FABIC WORD ART FILE

Mental Health Burnout … at epidemic proportions and no end in sight

When entering the phrase ‘mental health burnout’ in a search engine, 2,910,000 results showed up. When I clicked on the ‘scholarly link’, another 83,600 results appeared, suggesting a colossal field of research attempting to understand mental health burnout.

The professionals working to support clients with mental health issues are themselves increasingly developing symptoms of mental health burnout – this does not make sense and is in fact downright scary!

What follows are some research findings shared in one of the scholarly journals.

The longer someone works in the mental health field –

  • The less they liked working with clients
  • The less successful they felt with their clients
  • The less humanistic were their attitudes toward mental illness[i]

My personal experience as a student and employee in the university setting as well as in the clinical environment is that:

Those who have been in the field of mental health the longest are also those who – train, supervise, mentor and support those who are just starting out or have been in the field for a shorter time. And thus, is there any hope for the mental health field when those who are no longer humanistic towards mental illness, who don’t enjoy working with patients and don’t feel successful, are training and supporting our future mental health workers? Or does this scenario guarantee an ongoing and never-ending epidemic?

Two questions need to be asked:

  • Have the people working in the mental health field come up with a way of somehow putting up with and ‘managing’ their own mental health in all aspects of their life, including their daily work?


    And…

  • Has this way of ‘managing’ led to the enormous rise in burnout among mental health professionals?

And if so, is there another way?

What if mental health workers were taught and supported differently?

  1. To support, love, care and nurture themselves. Then and only then are they able to truly offer support to others.
  2. We can only change ourselves … we can inspire and support when a person chooses to ‘change themselves’ but only if we live in a way that is truly supportive for ourselves first.
  3. It is not about fixing a person, rather being there to support them while they heal in their own time, according to their agenda and in a way that is best for them. The mentality of ‘I need to fix them’ guarantees failure and most likely increases the chance of burnout.
  4. A client’s behaviours are often the result of undealt with hurts and these hurts are masking their amazing being. Understand and deal with the hurts and the amazing being will come to the fore!
  5. Sympathy, empathy, comparison and judgment are harmful – to both the client and the worker. They are harming because they allow the client to bury their hurts which then cause havoc in their body. When the therapist understands that these behaviours are a result of their ‘buried and undealt with hurts’, they can offer an opportunity for the client to take responsibility and truly clear the hurts from the body. Understanding will support the client and the mental health worker equally!
  6. The root causes of most of our problems/issues/hurts are rejection, lack of self-worth and self-loathing. That goes for all of us – workers, support staff and clients alike!
  7. If a client feels that you connect with them and truly meet them first, not out of sympathy but for the amazing being they naturally are, they will feel safe, supported and the rest will unfold from there.
  8. What all human beings want most is to be loved and to love (clients and workers alike).
  9. Everyone, clients and staff alike, have a beautiful, amazing, loving and awesome essence at the core of their being.

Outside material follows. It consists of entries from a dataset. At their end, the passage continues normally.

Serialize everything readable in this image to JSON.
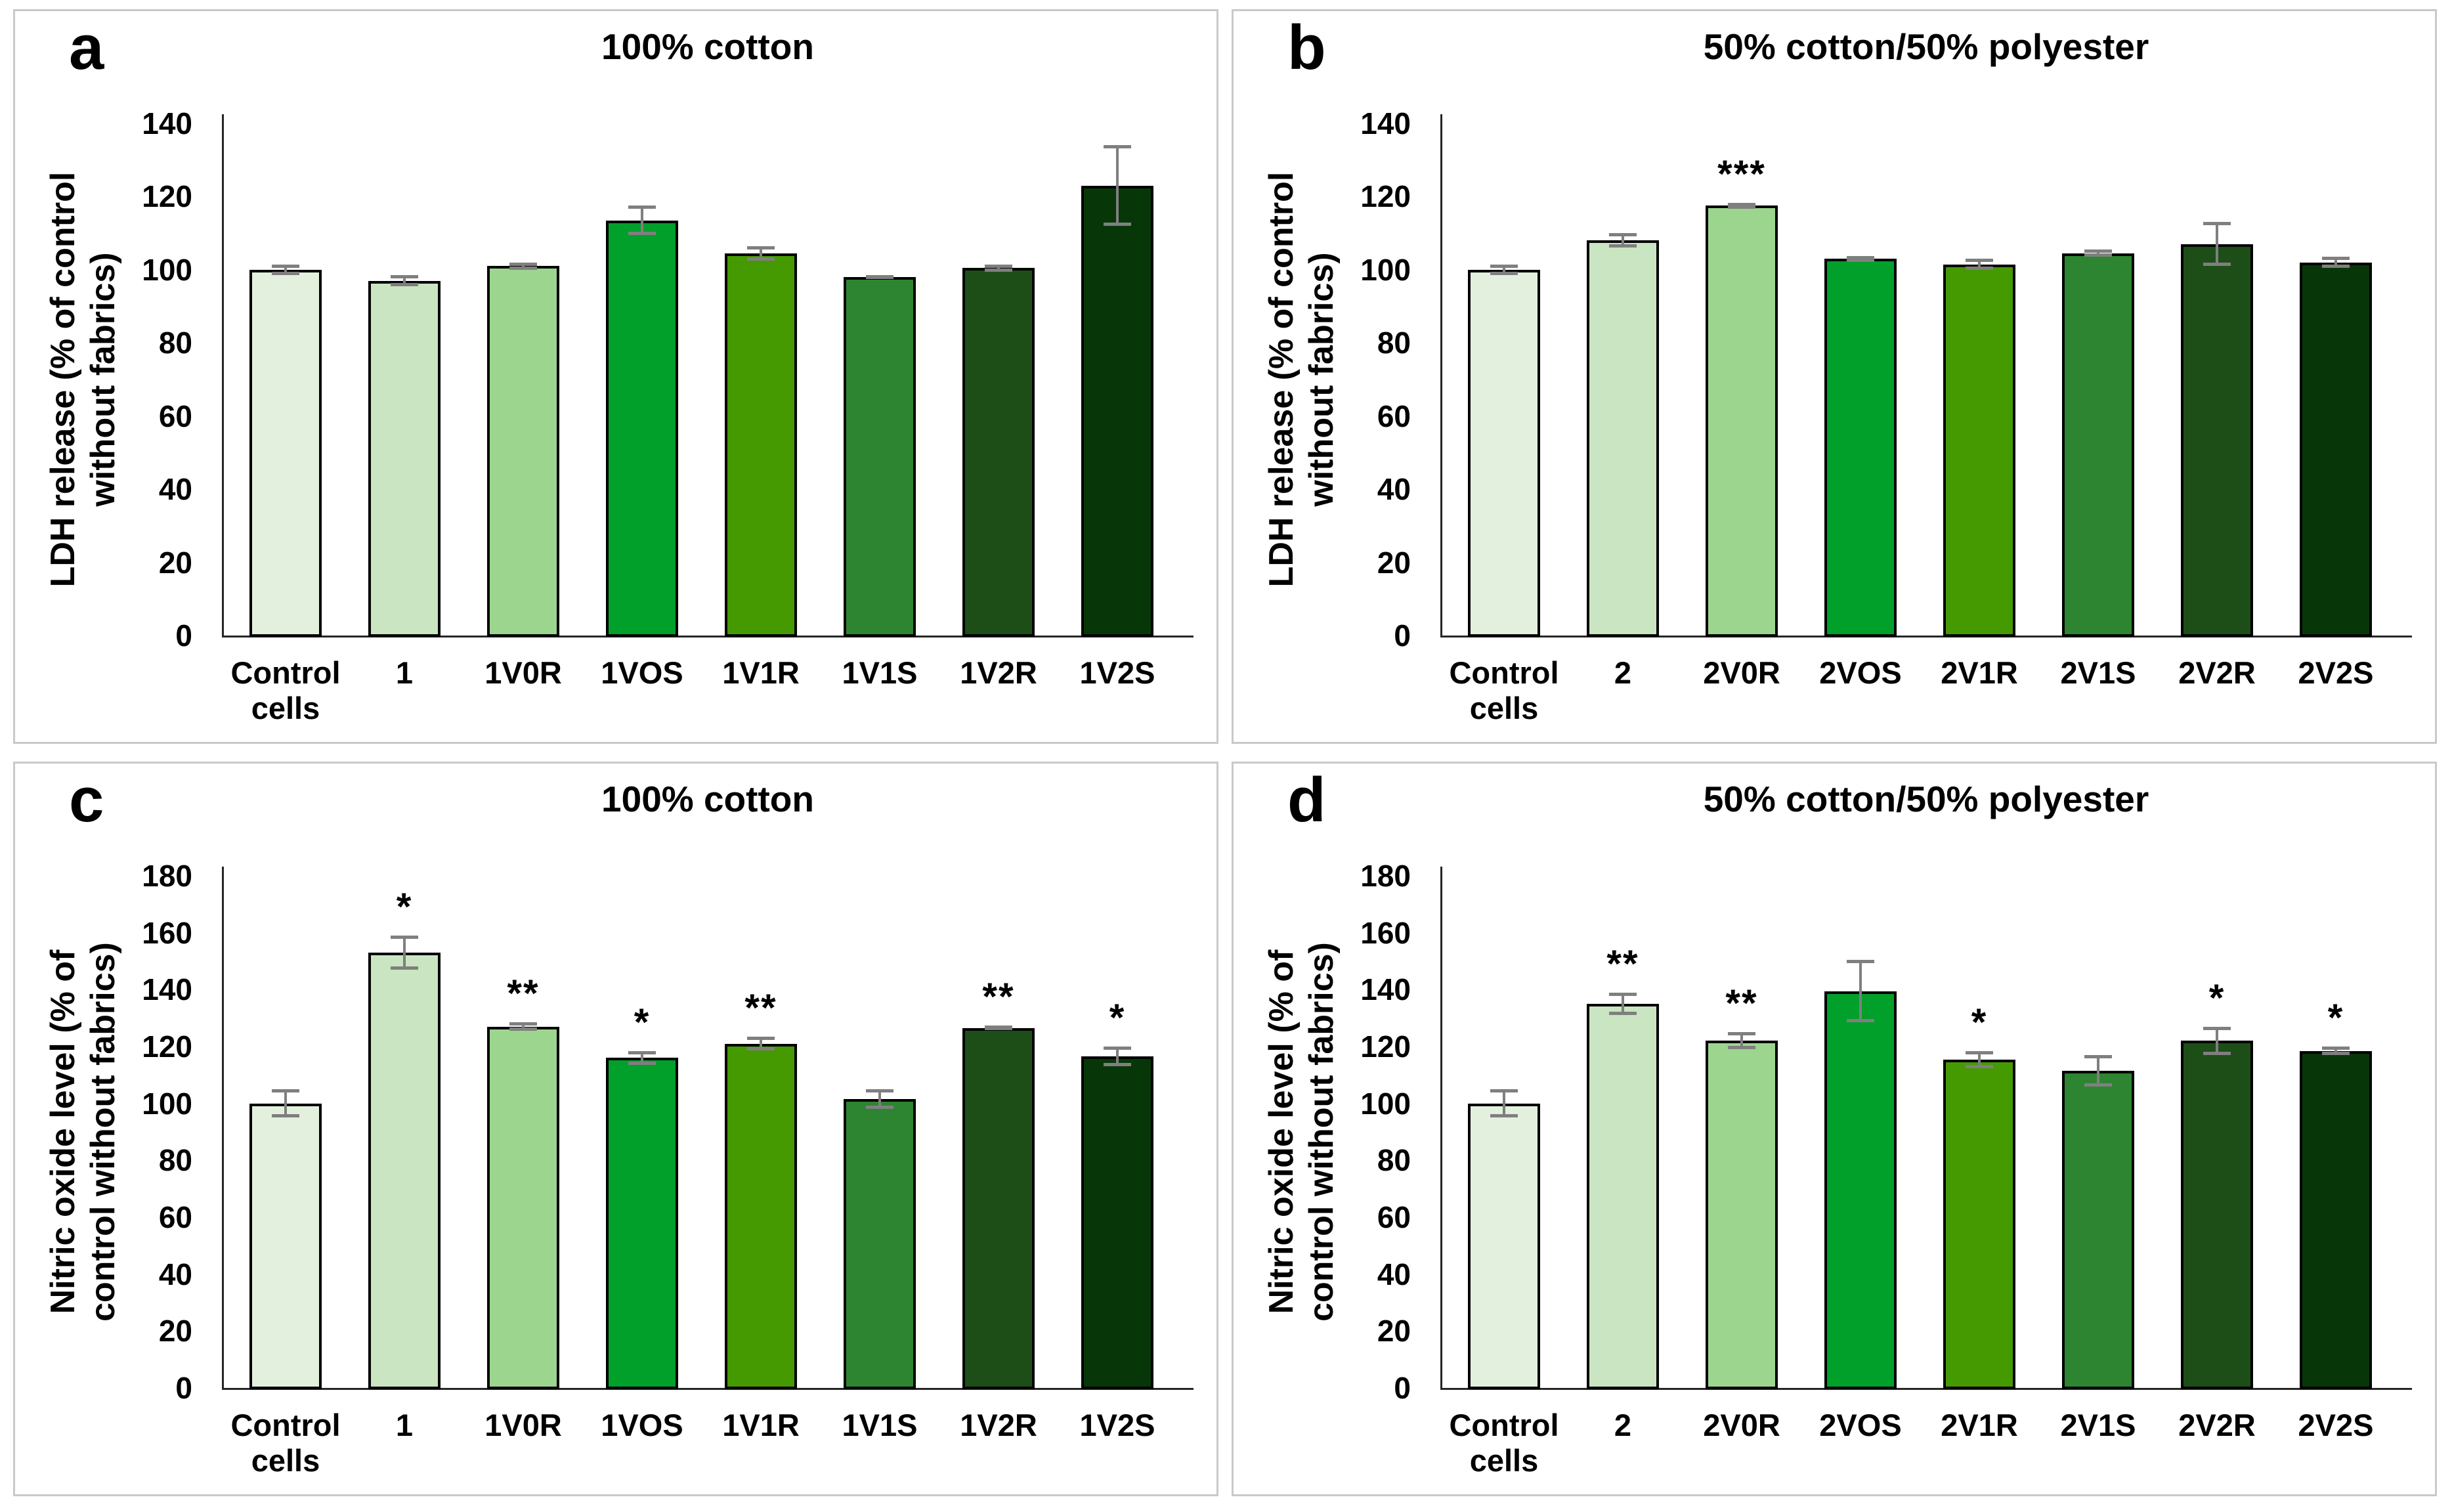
{
  "style": {
    "bar_colors": [
      "#e3f0de",
      "#c9e5c1",
      "#9cd58e",
      "#00a02b",
      "#459a01",
      "#2e8531",
      "#1d4e18",
      "#073708"
    ],
    "error_bar_color": "#7f7f7f",
    "axis_color": "#262626",
    "bar_border_color": "#000000",
    "panel_border_color": "#c9c9c9",
    "text_color": "#000000"
  },
  "chart_data": [
    {
      "panel_label": "a",
      "type": "bar",
      "title": "100% cotton",
      "ylabel": "LDH release (% of control without fabrics)",
      "ylabel_lines": [
        "LDH release (% of control",
        "without fabrics)"
      ],
      "xlabel": "",
      "ylim": [
        0,
        140
      ],
      "ytick_step": 20,
      "grid": "off",
      "categories": [
        "Control cells",
        "1",
        "1V0R",
        "1VOS",
        "1V1R",
        "1V1S",
        "1V2R",
        "1V2S"
      ],
      "values": [
        100,
        97,
        101,
        113.5,
        104.5,
        98,
        100.5,
        123
      ],
      "errors": [
        1.5,
        1.5,
        1,
        4,
        2,
        0.5,
        1,
        11
      ],
      "significance": [
        "",
        "",
        "",
        "",
        "",
        "",
        "",
        ""
      ]
    },
    {
      "panel_label": "b",
      "type": "bar",
      "title": "50% cotton/50% polyester",
      "ylabel": "LDH release (% of control without fabrics)",
      "ylabel_lines": [
        "LDH release (% of control",
        "without fabrics)"
      ],
      "xlabel": "",
      "ylim": [
        0,
        140
      ],
      "ytick_step": 20,
      "grid": "off",
      "categories": [
        "Control cells",
        "2",
        "2V0R",
        "2VOS",
        "2V1R",
        "2V1S",
        "2V2R",
        "2V2S"
      ],
      "values": [
        100,
        108,
        117.5,
        103,
        101.5,
        104.5,
        107,
        102
      ],
      "errors": [
        1.5,
        2,
        0.8,
        0.8,
        1.5,
        1,
        6,
        1.5
      ],
      "significance": [
        "",
        "",
        "***",
        "",
        "",
        "",
        "",
        ""
      ]
    },
    {
      "panel_label": "c",
      "type": "bar",
      "title": "100% cotton",
      "ylabel": "Nitric oxide level (% of control without fabrics)",
      "ylabel_lines": [
        "Nitric oxide level (% of",
        "control without fabrics)"
      ],
      "xlabel": "",
      "ylim": [
        0,
        180
      ],
      "ytick_step": 20,
      "grid": "off",
      "categories": [
        "Control cells",
        "1",
        "1V0R",
        "1VOS",
        "1V1R",
        "1V1S",
        "1V2R",
        "1V2S"
      ],
      "values": [
        100,
        153,
        127,
        116,
        121,
        101.5,
        126.5,
        116.5
      ],
      "errors": [
        5,
        6,
        1.5,
        2.5,
        2.5,
        3.5,
        0.8,
        3.5
      ],
      "significance": [
        "",
        "*",
        "**",
        "*",
        "**",
        "",
        "**",
        "*"
      ]
    },
    {
      "panel_label": "d",
      "type": "bar",
      "title": "50% cotton/50% polyester",
      "ylabel": "Nitric oxide level (% of control without fabrics)",
      "ylabel_lines": [
        "Nitric oxide level (% of",
        "control without fabrics)"
      ],
      "xlabel": "",
      "ylim": [
        0,
        180
      ],
      "ytick_step": 20,
      "grid": "off",
      "categories": [
        "Control cells",
        "2",
        "2V0R",
        "2VOS",
        "2V1R",
        "2V1S",
        "2V2R",
        "2V2S"
      ],
      "values": [
        100,
        135,
        122,
        139.5,
        115.5,
        111.5,
        122,
        118.5
      ],
      "errors": [
        5,
        4,
        3,
        11,
        3,
        5.5,
        5,
        1.5
      ],
      "significance": [
        "",
        "**",
        "**",
        "",
        "*",
        "",
        "*",
        "*"
      ]
    }
  ]
}
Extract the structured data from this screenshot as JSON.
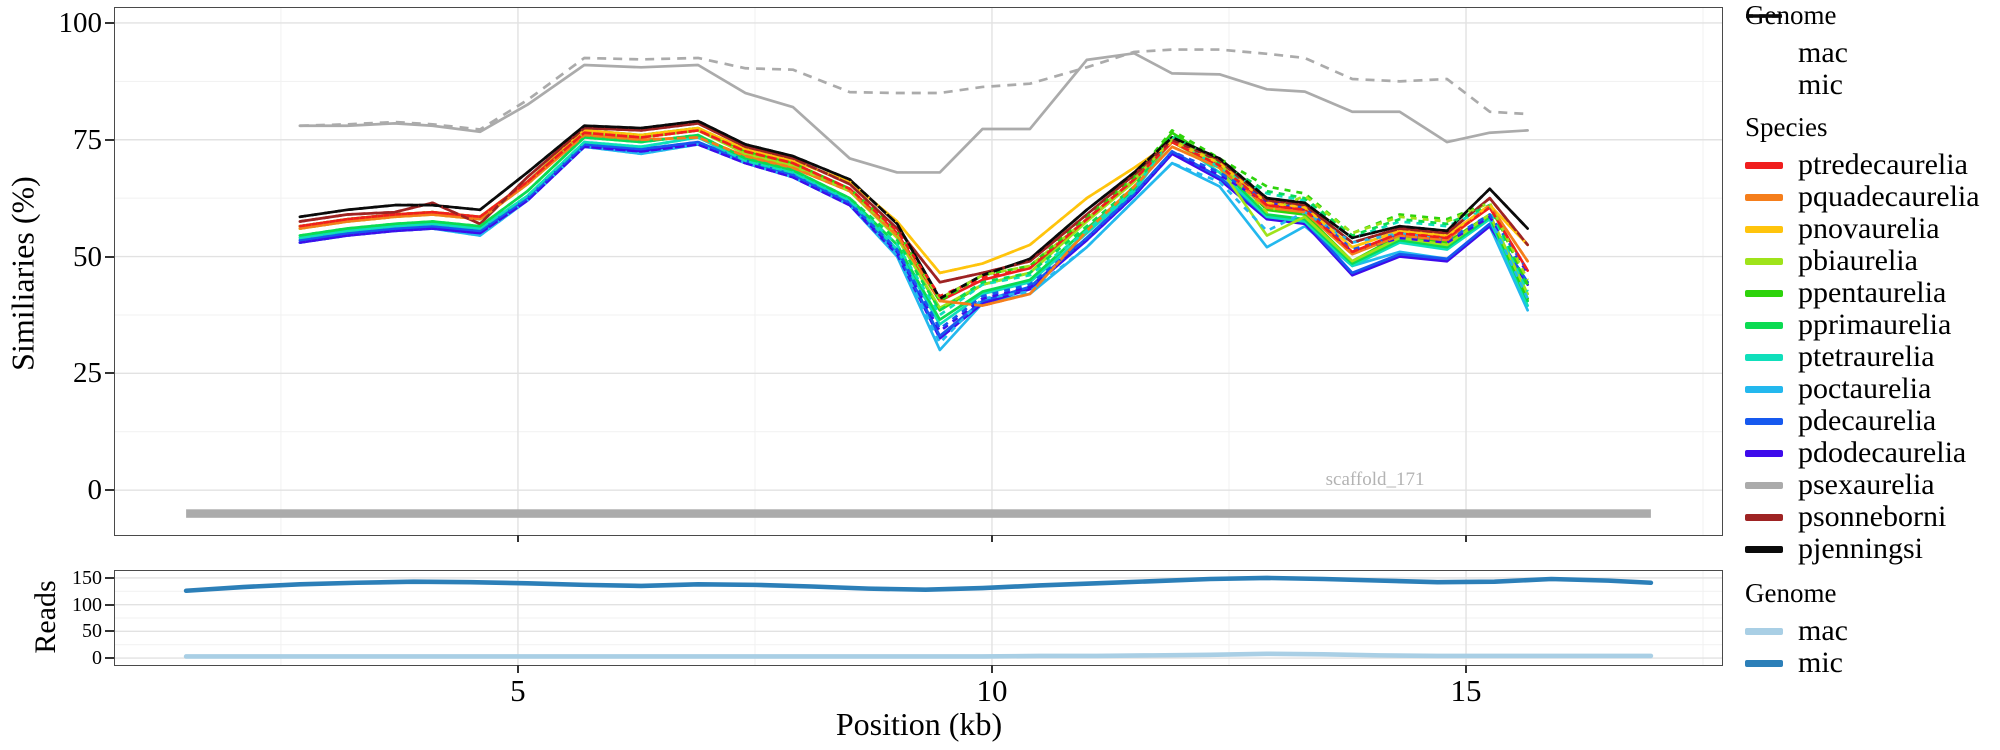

This essence is more important than any behaviour you may see from the client, whether relatively mild or extreme … connect with their essence and you connect with the person they naturally are!

I have been trained and have worked in the field of mental health for over 20 years now and it was not until I had been taught these points above that I was able to truly support clients without harming myself in the process.

Imagine if we were all taught this in our initial training and as practitioners we then lived by these principles? Mental health burnout in mental health professionals would be virtually non-existent.

Prior to this awareness I was a prime candidate for burnout! Those nine points have made a huge difference to the way I work and how I now feel. I am –

  • less stressed

  • nowhere near burnout

  • open to my clients

And also, I have a lot more energy and I enjoy going to work every day.

I can say that the longer I work in the mental health field –

  • The more I like working with clients

  • The more successful I feel with them

  • The deeper my understanding has become

  • The more humanistic my attitudes are towards mental illness

There truly is another way.

References:

  1. Reference: D Prosser, S Johnson, E Kuipers, G Szmukler… – The British Journal of Psychiatry, 1996 – RCP; Mental health,” burnout’ and job satisfaction among hospital and community-based mental health staff; American Psychological Association.